Indizar shook her head. “I don’t think so, Chancellor. All of Dr. Terath’s reports about the artifacts and their environs suggest that they are hundreds of thousands of cycles old, or possibly even more ancient. And whatever attacked Governor Morqla and his troops on Palgrenax, it was not a Tholian.”
“I would have to agree with Councillor Indizar, my lord,” Gorkon said. “The Palgrenax attack on the Zin’za was more powerful and sophisticated than anything the Tholians can currently muster. However, their actions suggest they have knowledge of the weapons’ potential, and they mean to deny us the opportunity to possess or investigate it.”
Sturka walked slowly in a wide arc, gradually circling behind the two councillors as he ruminated aloud. “That would explain the Tholians’ attack on the Federation starship Bombay. Gorkon, where did that happen?”

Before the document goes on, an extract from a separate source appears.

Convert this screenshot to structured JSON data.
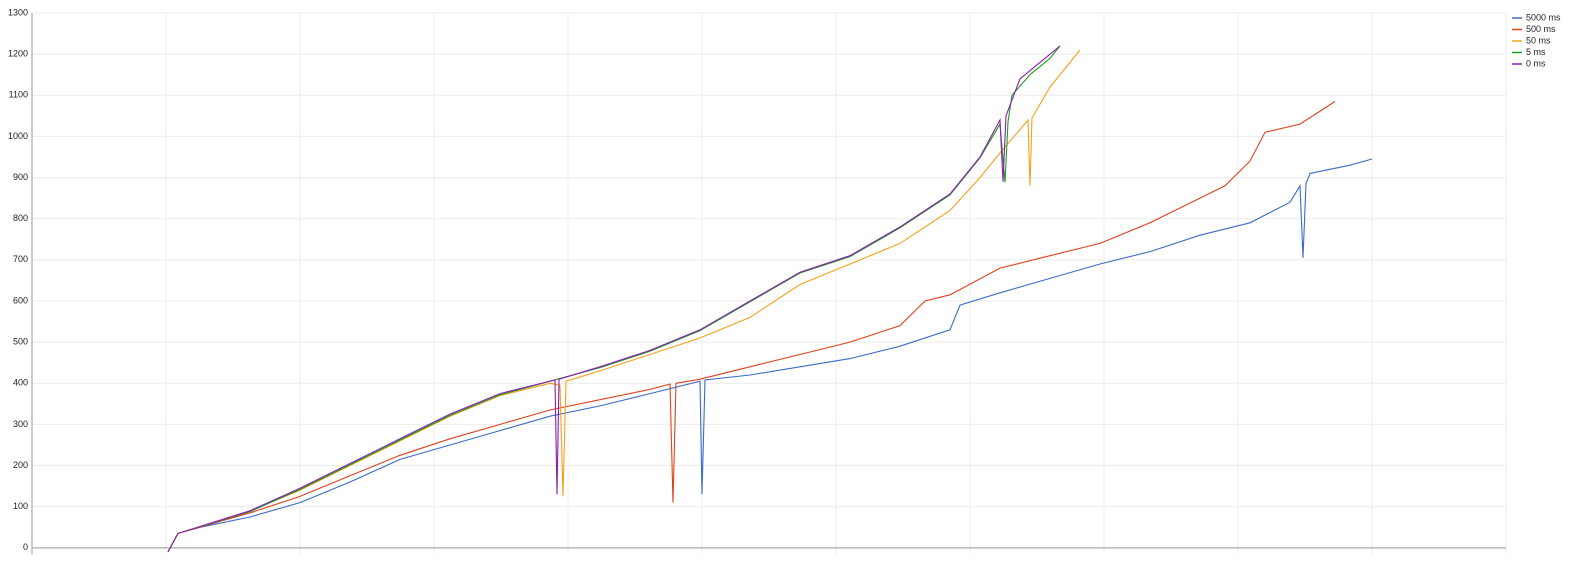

“Ravanar IV,” Gorkon answered.
Nodding, the chancellor continued, “Yes, yes. And more recently, their battle cruiser, the Endeavour—it came back to the starbase with heavy damage.”
“From Erilon,” Indizar interjected.
The chancellor scratched pensively at his chin. “And what do both those planets have in common right now?”
“Permanent Starfleet ground installations,” Gorkon said.
That drew a grin and a growl from the grizzled Klingon leader. “Not a coincidence, I’m sure…. Where is Starfleet’s newest ground installation in the Gonmog Sector?”
“Ge’hoQ,” Indizar said. “They call it Gamma Tauri IV.”
As he paced back in front of Indizar and Gorkon, Sturka asked, “What do we know about that planet?”
“Qo’noS-class, though somewhat more arid. The Federation colonists are setting it up as an agricultural colony.”